On that crucial point all the scholars who have seen the memoirs agree: it is utterly self-serving. Eichmann repeatedly describes himself as one in a team of horses, driven by a relentless coachman. "Regarding his own role, he lied through his teeth," says Prof Yehuda Bauer, director of research at the Yad Vashem Holocaust memorial museum in Jerusalem.
It is perhaps Eichmann's efforts to minimise his personal guilt in the annihilation of the Jews that guided the decision of David BenGurion, the Israeli prime minister at the time of his trial, to order the memoirs to vanish into a locked safe at the state archives.

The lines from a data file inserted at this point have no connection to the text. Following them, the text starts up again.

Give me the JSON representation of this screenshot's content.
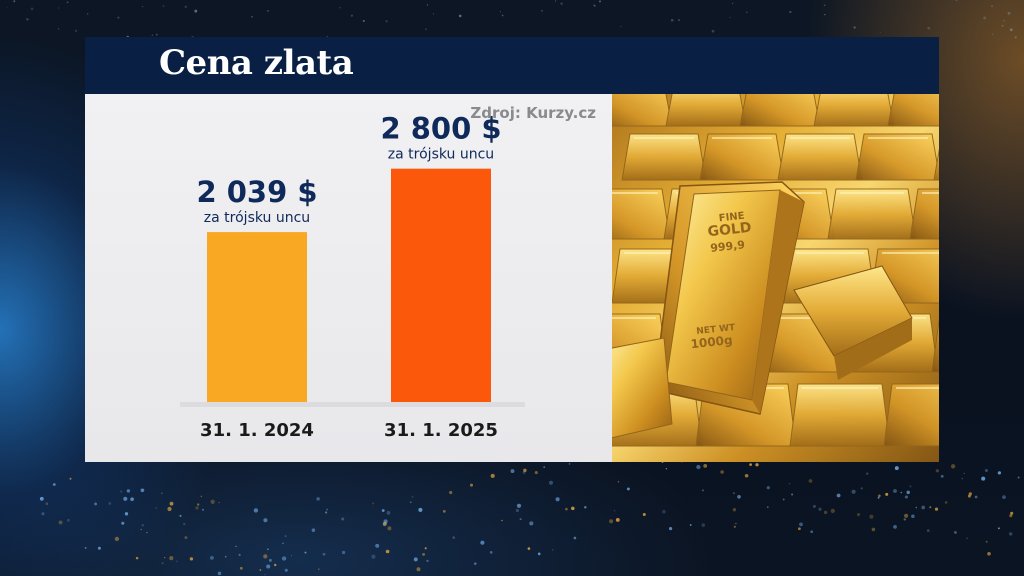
{
  "header": {
    "title": "Cena zlata"
  },
  "source": "Zdroj: Kurzy.cz",
  "chart_data": {
    "type": "bar",
    "title": "Cena zlata",
    "categories": [
      "31. 1. 2024",
      "31. 1. 2025"
    ],
    "values": [
      2039,
      2800
    ],
    "value_labels": [
      "2 039 $",
      "2 800 $"
    ],
    "unit_label": "za trójsku uncu",
    "bar_colors": [
      "#f8a822",
      "#fc580c"
    ],
    "ylim": [
      0,
      3000
    ],
    "grid": false,
    "legend": "none"
  },
  "photo": {
    "bar_lines": [
      "FINE",
      "GOLD",
      "999,9",
      "NET WT",
      "1000g"
    ]
  },
  "colors": {
    "header_bg": "#0a1f44",
    "value_text": "#0f2a5a",
    "source_text": "#8a8a8e"
  }
}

Although Ben-Gurion wanted Eichmann's prosecution to be highly public - it was the world's first televised trial - there was concern that the memoir would confuse the truths established there.
And so the manuscript lay in the state archives, stacked up in manila envelopes and a medium-sized cardboard box. The Israeli authorities were reminded of the existence of the memoirs last August, when Dieter Eichmann, one of his four sons, approached the attorney general and requested the manuscript. After much deliberation, the Israeli justice ministry decided to hand it over. But for the urgency of Lipstadt's case, the process would have taken months.
Holocaust scholars would also have preferred the text to have appeared in edited form, so that Eichmann's assertions that he was powerless to stop the killing would not have gone unchallenged. But as the copyright of the memoirs rests with Eichmann's survivors, that option was not legally possible. Now, with its reappearance, among the striking aspects of the memoir - excluding of course the mendacity in his denial of his own guilt - is its sheer vanity.
In his foreword, Eichmann frets about his abilities as a writer, fearing that his explanation of the horrors that he orchestrated may be "empty and superficial", and that his writing style would be more suitable to humorous, light-hearted stories.
He stipulates that he would like his version of the Nazi horrors to be bound in dove grey, or pearl, with a simple typeface on the cover, and dictates the inscriptions to be made on the copies to be given to his four sons: "This is the way it was."
He does not want the work to be published under a pseudonym and, although he must have known he could be hanged for his crimes, he asks to be consulted in case future editors deviate from his two suggested titles: False Gods, or a Greek maxim meaning Know Thyself.
Eichmann turns to the classics again for the quotation to be placed on the frontspiece of his memoir, suggesting a passage from Plato's cave parable: "And he would consider his shadow world as true, but the real world as an illusion."
Above all, Eichmann seems to be writing from a sense of mission. Although the text was never admitted as evidence during his appeal, it seems clear that he wanted to set out his version of the hell he helped to create.
"Because I saw hell, death and the devil, because I had to witness the insanity of annihilation, because I was reined in as one of the many horses and could not break out either to the right or the left because of the will of the coachman and his orders, I feel called to, and I have the desire to recount here and to give account of that which transpired."